You can learn more about prior authorization in your plan coverage documents or by calling us.

Prior Authorizations have specific time limits that vary based on the type of plan you have and the care needed. Your doctor can submit your prior authorization to us the same day as your medical appointment but sometimes it takes them some time. If all the information is provided, you should get a decision between 5-14 business days. If additional information is needed then that timeline can be extended 14-45 more days. Within 2 business days of the determination, we will notify you and your doctor in writing about the prior authorization.

You can learn more about prior authorization in your plan coverage documents or by calling us.

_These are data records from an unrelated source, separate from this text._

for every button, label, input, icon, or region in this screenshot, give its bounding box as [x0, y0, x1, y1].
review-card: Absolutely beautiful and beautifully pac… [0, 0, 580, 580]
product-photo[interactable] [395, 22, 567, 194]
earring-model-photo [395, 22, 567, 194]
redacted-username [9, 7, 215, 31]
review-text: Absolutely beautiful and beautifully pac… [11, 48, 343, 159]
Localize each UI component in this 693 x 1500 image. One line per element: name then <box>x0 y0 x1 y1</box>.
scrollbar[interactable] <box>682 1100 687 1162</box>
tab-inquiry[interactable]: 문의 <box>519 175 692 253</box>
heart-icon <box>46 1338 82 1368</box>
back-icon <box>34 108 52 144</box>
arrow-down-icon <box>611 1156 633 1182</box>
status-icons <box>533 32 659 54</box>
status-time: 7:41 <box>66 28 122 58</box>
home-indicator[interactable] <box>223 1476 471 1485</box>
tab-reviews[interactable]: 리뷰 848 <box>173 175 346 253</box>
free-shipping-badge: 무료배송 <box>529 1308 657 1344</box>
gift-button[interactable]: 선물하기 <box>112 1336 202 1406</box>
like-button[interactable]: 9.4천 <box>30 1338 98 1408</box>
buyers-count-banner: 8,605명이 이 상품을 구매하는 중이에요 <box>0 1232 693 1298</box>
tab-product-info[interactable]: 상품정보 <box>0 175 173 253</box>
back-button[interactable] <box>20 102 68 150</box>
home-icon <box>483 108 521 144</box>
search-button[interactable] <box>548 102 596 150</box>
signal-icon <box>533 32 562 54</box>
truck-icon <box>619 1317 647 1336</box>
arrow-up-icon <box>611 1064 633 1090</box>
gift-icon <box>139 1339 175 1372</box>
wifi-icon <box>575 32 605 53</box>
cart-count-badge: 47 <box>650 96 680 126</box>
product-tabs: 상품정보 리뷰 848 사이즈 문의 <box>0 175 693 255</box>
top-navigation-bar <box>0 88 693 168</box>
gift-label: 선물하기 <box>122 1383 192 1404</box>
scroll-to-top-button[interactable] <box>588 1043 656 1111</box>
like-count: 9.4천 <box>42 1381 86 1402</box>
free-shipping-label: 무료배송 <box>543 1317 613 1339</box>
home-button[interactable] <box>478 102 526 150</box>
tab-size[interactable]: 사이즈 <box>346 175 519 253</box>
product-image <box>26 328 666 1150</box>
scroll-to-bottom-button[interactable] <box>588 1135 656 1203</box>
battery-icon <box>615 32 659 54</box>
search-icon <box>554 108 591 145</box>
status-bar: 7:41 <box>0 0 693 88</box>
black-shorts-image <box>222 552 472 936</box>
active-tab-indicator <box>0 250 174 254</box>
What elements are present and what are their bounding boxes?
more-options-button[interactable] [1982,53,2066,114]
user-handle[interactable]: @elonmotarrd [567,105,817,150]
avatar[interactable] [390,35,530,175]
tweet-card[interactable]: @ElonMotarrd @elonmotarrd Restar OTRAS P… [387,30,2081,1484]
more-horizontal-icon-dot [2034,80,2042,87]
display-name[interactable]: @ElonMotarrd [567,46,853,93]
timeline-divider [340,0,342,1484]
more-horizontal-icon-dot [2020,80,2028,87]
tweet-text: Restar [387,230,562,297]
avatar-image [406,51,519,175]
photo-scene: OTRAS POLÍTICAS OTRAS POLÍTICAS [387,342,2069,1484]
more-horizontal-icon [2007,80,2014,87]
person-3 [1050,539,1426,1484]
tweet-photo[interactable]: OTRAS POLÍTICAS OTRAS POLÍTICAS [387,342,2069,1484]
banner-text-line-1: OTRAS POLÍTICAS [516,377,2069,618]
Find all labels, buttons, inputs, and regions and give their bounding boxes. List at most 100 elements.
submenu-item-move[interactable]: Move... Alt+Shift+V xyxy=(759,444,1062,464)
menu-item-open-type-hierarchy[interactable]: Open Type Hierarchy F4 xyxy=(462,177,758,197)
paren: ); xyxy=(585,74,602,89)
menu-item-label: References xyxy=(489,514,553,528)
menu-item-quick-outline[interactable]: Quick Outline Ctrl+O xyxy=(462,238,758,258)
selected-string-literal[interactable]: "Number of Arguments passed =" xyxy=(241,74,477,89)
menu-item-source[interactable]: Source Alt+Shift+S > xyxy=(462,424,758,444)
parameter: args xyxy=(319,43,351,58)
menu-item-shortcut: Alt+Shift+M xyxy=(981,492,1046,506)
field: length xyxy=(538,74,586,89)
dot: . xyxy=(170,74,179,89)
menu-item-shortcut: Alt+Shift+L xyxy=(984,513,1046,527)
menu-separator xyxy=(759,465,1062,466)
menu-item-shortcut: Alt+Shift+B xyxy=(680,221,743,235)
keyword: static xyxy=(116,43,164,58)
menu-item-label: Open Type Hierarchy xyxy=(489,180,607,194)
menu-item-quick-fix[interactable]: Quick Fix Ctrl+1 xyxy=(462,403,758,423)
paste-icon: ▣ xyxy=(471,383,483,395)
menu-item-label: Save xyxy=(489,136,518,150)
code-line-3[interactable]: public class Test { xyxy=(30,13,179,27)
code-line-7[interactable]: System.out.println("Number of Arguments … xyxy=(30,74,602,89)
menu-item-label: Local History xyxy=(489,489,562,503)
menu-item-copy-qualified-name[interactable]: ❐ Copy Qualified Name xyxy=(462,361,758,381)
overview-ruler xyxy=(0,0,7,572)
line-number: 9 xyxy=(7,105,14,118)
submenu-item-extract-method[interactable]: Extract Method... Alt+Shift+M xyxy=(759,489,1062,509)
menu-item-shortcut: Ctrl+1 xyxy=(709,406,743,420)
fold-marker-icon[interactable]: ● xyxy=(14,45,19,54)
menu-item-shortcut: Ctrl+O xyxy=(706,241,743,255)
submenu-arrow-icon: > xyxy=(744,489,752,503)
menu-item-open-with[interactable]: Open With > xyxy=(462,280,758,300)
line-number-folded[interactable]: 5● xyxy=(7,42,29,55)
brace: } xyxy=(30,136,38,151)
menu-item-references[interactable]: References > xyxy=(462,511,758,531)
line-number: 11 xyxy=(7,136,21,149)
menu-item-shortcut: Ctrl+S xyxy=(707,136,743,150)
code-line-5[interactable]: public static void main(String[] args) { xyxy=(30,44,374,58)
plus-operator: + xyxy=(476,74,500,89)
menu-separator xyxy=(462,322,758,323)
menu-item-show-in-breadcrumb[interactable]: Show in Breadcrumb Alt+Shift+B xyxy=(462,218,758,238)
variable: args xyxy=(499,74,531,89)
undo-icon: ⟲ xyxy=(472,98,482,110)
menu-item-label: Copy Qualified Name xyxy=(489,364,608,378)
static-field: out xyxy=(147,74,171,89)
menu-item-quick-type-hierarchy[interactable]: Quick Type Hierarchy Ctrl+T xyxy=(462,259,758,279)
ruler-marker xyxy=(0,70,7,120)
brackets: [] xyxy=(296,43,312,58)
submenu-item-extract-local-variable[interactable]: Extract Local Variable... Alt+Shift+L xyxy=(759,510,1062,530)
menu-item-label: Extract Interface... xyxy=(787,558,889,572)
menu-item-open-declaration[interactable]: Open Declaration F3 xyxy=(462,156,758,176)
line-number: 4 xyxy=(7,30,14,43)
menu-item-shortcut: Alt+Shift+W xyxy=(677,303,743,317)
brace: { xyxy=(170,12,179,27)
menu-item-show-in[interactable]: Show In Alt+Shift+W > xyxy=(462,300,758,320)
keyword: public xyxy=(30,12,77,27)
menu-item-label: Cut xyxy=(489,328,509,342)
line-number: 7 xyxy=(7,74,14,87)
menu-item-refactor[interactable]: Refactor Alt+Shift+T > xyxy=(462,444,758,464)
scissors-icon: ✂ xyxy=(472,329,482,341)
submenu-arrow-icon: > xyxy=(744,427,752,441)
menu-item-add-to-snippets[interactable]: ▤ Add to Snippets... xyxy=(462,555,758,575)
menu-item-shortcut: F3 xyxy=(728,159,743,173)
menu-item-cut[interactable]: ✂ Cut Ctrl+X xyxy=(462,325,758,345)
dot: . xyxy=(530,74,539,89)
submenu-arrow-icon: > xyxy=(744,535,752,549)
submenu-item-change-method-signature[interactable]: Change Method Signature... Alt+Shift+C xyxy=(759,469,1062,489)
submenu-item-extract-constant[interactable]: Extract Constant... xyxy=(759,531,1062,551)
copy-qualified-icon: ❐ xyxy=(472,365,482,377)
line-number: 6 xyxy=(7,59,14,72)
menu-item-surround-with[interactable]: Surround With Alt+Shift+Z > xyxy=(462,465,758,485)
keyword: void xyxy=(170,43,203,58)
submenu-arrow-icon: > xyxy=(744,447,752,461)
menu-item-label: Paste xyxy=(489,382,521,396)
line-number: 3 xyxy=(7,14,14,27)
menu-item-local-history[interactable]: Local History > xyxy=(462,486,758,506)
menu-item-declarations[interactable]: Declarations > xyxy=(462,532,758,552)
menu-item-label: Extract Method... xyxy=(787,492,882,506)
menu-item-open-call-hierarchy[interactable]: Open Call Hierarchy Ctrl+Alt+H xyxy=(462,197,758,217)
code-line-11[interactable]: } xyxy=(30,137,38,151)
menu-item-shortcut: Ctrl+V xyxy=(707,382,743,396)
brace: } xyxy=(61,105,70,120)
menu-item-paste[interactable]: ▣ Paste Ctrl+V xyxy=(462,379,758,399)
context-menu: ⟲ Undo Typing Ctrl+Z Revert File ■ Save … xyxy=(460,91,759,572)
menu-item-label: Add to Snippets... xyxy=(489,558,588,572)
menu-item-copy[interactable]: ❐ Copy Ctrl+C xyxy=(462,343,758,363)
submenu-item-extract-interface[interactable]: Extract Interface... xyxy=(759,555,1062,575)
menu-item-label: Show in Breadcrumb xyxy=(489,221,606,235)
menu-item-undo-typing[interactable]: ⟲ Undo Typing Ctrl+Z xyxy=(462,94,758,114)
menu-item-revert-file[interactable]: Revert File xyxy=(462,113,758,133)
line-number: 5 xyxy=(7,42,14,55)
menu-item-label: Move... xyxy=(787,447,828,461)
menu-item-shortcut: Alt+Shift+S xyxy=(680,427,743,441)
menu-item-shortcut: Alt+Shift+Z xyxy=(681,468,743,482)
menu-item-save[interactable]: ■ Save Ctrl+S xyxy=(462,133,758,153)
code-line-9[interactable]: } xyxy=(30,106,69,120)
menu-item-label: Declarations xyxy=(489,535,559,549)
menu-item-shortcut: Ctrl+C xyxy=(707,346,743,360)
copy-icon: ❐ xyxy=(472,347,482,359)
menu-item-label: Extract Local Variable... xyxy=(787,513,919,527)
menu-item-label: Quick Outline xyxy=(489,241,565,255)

The prior authorization decision letter you receive in the mail will include an explanation about why your prior authorization was denied. A prior authorization may be denied for a variety of reasons, such as not enough information or lack of medical necessity. Please refer to your decision letter if your prior authorization was denied and work with your doctor or specialist about other care options or next steps.

Additional support and resources

The Health Net Member portal can be accessed by logging onto the Member section of this website. There you will find the tools you need to manage your health including: enrolling in automatic bill pay, sending secure messaging, printing a temporary Health Net ID card, and much more! If you are trying to access your account for the first time, you will need to register.